Il vérifia une dernière fois qu'il n'avait rien oublié dans son maigre bagage, toujours légèrement aiguillé par une pointe d'anxiété, qui n'était en rien améliorée par la situation. Il s'en allait. Enfin. Ce n'était pas qu'il avait détesté vivre ici, mais il avait détesté se sentir aussi inutile. Il avait été un poids, et même si Mawin et Turnm avaient essayé de le convaincre qu'il ne les gênait pas tant que ça, il n'arrivait pas à y croire totalement. L'heure du départ, bien que pleine d'incertitudes, était aussi une bonne nouvelle pour eux. En s'apprêtant à se diriger vers la sortie de la pièce, il se retrouva nez à nez avec Edurne, majeure depuis quelques jours seulement.

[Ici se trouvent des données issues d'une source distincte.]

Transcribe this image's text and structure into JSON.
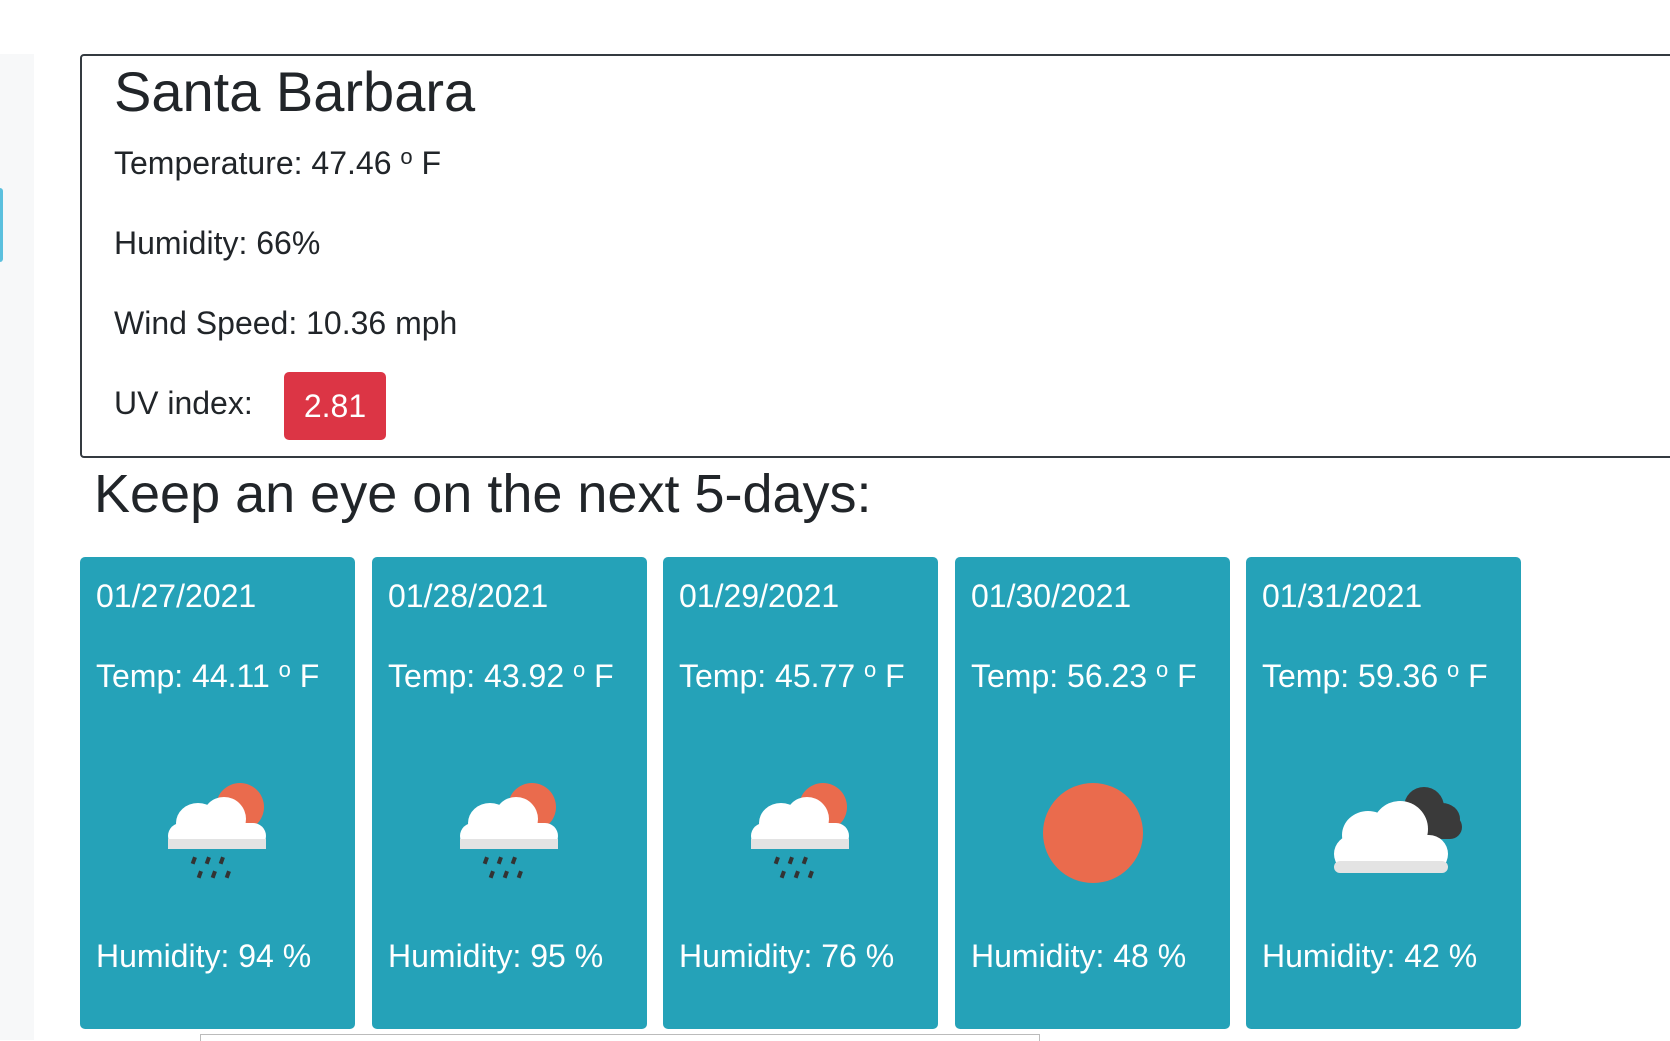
{
  "current": {
    "city": "Santa Barbara",
    "temperature_label": "Temperature:",
    "temperature_value": "47.46",
    "temperature_unit": "F",
    "degree_symbol": "o",
    "humidity": "Humidity: 66%",
    "wind": "Wind Speed: 10.36 mph",
    "uv_label": "UV index:",
    "uv_value": "2.81",
    "uv_color": "#dc3545"
  },
  "forecast": {
    "heading": "Keep an eye on the next 5-days:",
    "card_color": "#25a2b8",
    "days": [
      {
        "date": "01/27/2021",
        "temp_label": "Temp:",
        "temp": "44.11",
        "unit": "F",
        "icon": "rain-cloud-sun-icon",
        "humidity": "Humidity: 94 %"
      },
      {
        "date": "01/28/2021",
        "temp_label": "Temp:",
        "temp": "43.92",
        "unit": "F",
        "icon": "rain-cloud-sun-icon",
        "humidity": "Humidity: 95 %"
      },
      {
        "date": "01/29/2021",
        "temp_label": "Temp:",
        "temp": "45.77",
        "unit": "F",
        "icon": "rain-cloud-sun-icon",
        "humidity": "Humidity: 76 %"
      },
      {
        "date": "01/30/2021",
        "temp_label": "Temp:",
        "temp": "56.23",
        "unit": "F",
        "icon": "sun-icon",
        "humidity": "Humidity: 48 %"
      },
      {
        "date": "01/31/2021",
        "temp_label": "Temp:",
        "temp": "59.36",
        "unit": "F",
        "icon": "broken-clouds-icon",
        "humidity": "Humidity: 42 %"
      }
    ]
  }
}
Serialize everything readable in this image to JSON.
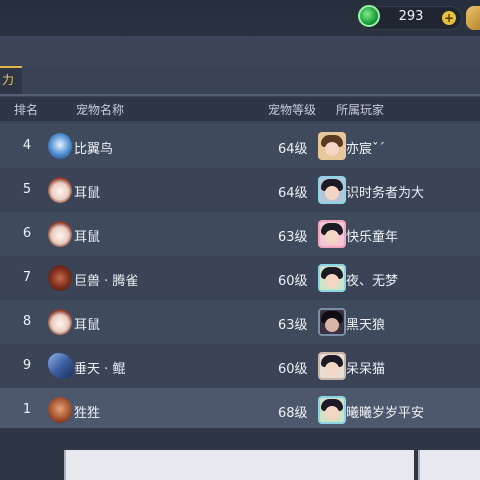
{
  "currency": {
    "value": "293",
    "plus_label": "+"
  },
  "tab": {
    "active_label": "力"
  },
  "table": {
    "headers": {
      "rank": "排名",
      "pet_name": "宠物名称",
      "pet_level": "宠物等级",
      "owner": "所属玩家"
    },
    "rows": [
      {
        "rank": "4",
        "pet": "比翼鸟",
        "level": "64级",
        "player": "亦宸ˇˊ"
      },
      {
        "rank": "5",
        "pet": "耳鼠",
        "level": "64级",
        "player": "识时务者为大"
      },
      {
        "rank": "6",
        "pet": "耳鼠",
        "level": "63级",
        "player": "快乐童年"
      },
      {
        "rank": "7",
        "pet": "巨兽 · 腾雀",
        "level": "60级",
        "player": "夜、无梦"
      },
      {
        "rank": "8",
        "pet": "耳鼠",
        "level": "63级",
        "player": "黑天狼"
      },
      {
        "rank": "9",
        "pet": "垂天 · 鲲",
        "level": "60级",
        "player": "呆呆猫"
      }
    ],
    "self_row": {
      "rank": "1",
      "pet": "狌狌",
      "level": "68级",
      "player": "曦曦岁岁平安"
    }
  }
}
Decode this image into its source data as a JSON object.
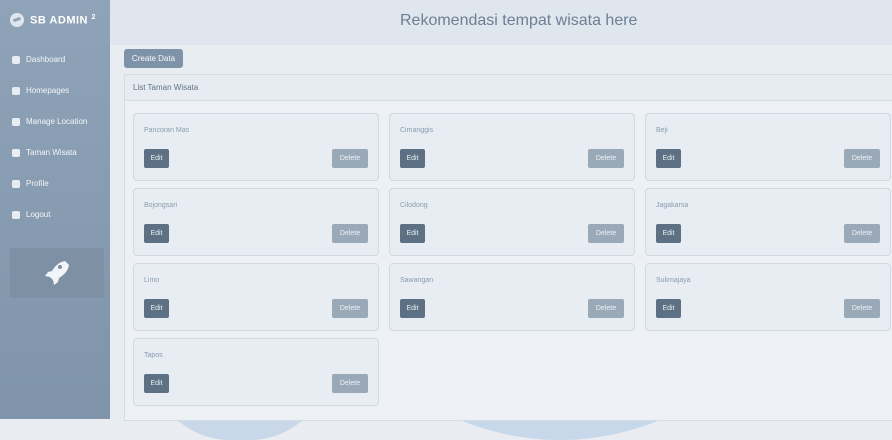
{
  "sidebar": {
    "brand": "SB ADMIN",
    "brand_sup": "2",
    "items": [
      {
        "label": "Dashboard",
        "icon": "dashboard-icon"
      },
      {
        "label": "Homepages",
        "icon": "home-icon"
      },
      {
        "label": "Manage Location",
        "icon": "location-icon"
      },
      {
        "label": "Taman Wisata",
        "icon": "park-icon"
      },
      {
        "label": "Profile",
        "icon": "user-icon"
      },
      {
        "label": "Logout",
        "icon": "logout-icon"
      }
    ]
  },
  "header": {
    "title": "Rekomendasi tempat wisata here"
  },
  "toolbar": {
    "create_label": "Create Data"
  },
  "list": {
    "title": "List Taman Wisata",
    "edit_label": "Edit",
    "delete_label": "Delete",
    "items": [
      {
        "name": "Pancoran Mas"
      },
      {
        "name": "Cimanggis"
      },
      {
        "name": "Beji"
      },
      {
        "name": "Bojongsari"
      },
      {
        "name": "Cilodong"
      },
      {
        "name": "Jagakarsa"
      },
      {
        "name": "Limo"
      },
      {
        "name": "Sawangan"
      },
      {
        "name": "Sukmajaya"
      },
      {
        "name": "Tapos"
      }
    ]
  },
  "colors": {
    "sidebar": "#8fa3b8",
    "primary": "#5e7184",
    "muted": "#9aa9b8"
  }
}
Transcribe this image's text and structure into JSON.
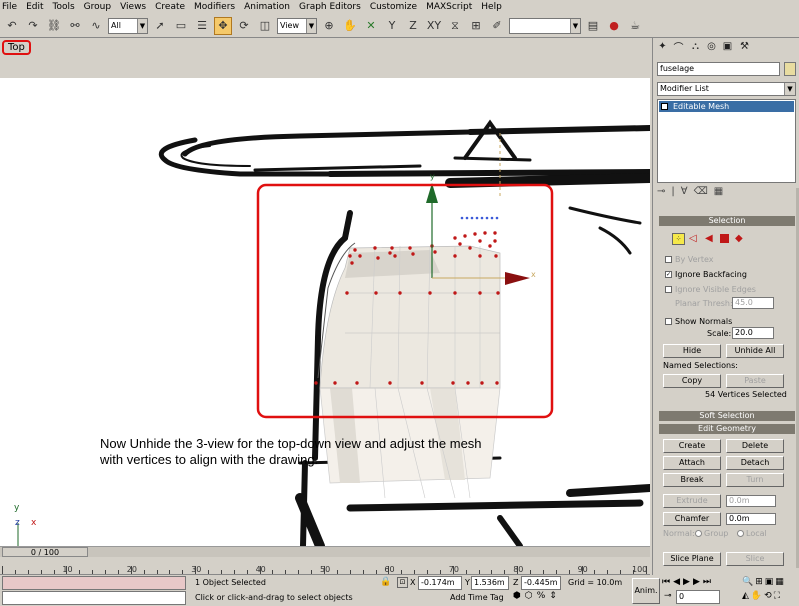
{
  "menu": [
    "File",
    "Edit",
    "Tools",
    "Group",
    "Views",
    "Create",
    "Modifiers",
    "Animation",
    "Graph Editors",
    "Customize",
    "MAXScript",
    "Help"
  ],
  "toolbar": {
    "selection_filter": "All",
    "ref_coord": "View",
    "named_selection": ""
  },
  "viewport": {
    "label": "Top",
    "instruction_line1": "Now Unhide the 3-view for the top-down view and adjust the mesh",
    "instruction_line2": "with vertices to align with the drawing.",
    "axis_x": "x",
    "axis_y": "y",
    "axis_z": "z"
  },
  "timeline": {
    "thumb": "0 / 100",
    "ticks": [
      "10",
      "20",
      "30",
      "40",
      "50",
      "60",
      "70",
      "80",
      "90",
      "100"
    ]
  },
  "status": {
    "selected": "1 Object Selected",
    "prompt": "Click or click-and-drag to select objects",
    "x_label": "X",
    "x_value": "-0.174m",
    "y_label": "Y",
    "y_value": "1.536m",
    "z_label": "Z",
    "z_value": "-0.445m",
    "grid": "Grid = 10.0m",
    "add_time_tag": "Add Time Tag",
    "anim": "Anim.",
    "frame": "0"
  },
  "panel": {
    "object_name": "fuselage",
    "object_color": "#e8dca0",
    "modifier_list": "Modifier List",
    "stack_item": "Editable Mesh",
    "selection_title": "Selection",
    "by_vertex": "By Vertex",
    "ignore_backfacing": "Ignore Backfacing",
    "ignore_visible_edges": "Ignore Visible Edges",
    "planar_thresh": "Planar Thresh:",
    "planar_value": "45.0",
    "show_normals": "Show Normals",
    "scale_label": "Scale:",
    "scale_value": "20.0",
    "hide": "Hide",
    "unhide_all": "Unhide All",
    "named_selections": "Named Selections:",
    "copy": "Copy",
    "paste": "Paste",
    "vertices_selected": "54 Vertices Selected",
    "soft_selection": "Soft Selection",
    "edit_geometry": "Edit Geometry",
    "create": "Create",
    "delete": "Delete",
    "attach": "Attach",
    "detach": "Detach",
    "break": "Break",
    "turn": "Turn",
    "extrude": "Extrude",
    "extrude_value": "0.0m",
    "chamfer": "Chamfer",
    "chamfer_value": "0.0m",
    "normal_label": "Normal:",
    "group_label": "Group",
    "local_label": "Local",
    "slice_plane": "Slice Plane",
    "slice": "Slice"
  },
  "colors": {
    "accent_red": "#e01010",
    "rollout": "#7e7a70",
    "stack_highlight": "#3a6ea5"
  }
}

"Alors ? Tu es prêt ? demanda-t-elle d'un ton joyeux masquant la tristesse qu'elle partageait avec lui.
- Oui. Il me semble que j'ai tout.
- Super...!"

Sa voix sonnait faux. Une silence plana quelques secondes, avant qu'elle ne l'enserre brièvement. Le jeune homme apprécia le geste. Il n'était pas non plus serein à l'idée d'habiter tout seul, en conjuguant études et travail de nuit pour payer loyer et factures. Mais avait-il vraiment le choix ? Selon Edurne, oui, il pouvait rester plus longtemps. Mais il n'osait pas. Alors quand bien même il aurait aimé pouvoir vivre sous le même toit qu'elle pendant plusieurs mois, sa marche se concentra sur la sortie de la maison.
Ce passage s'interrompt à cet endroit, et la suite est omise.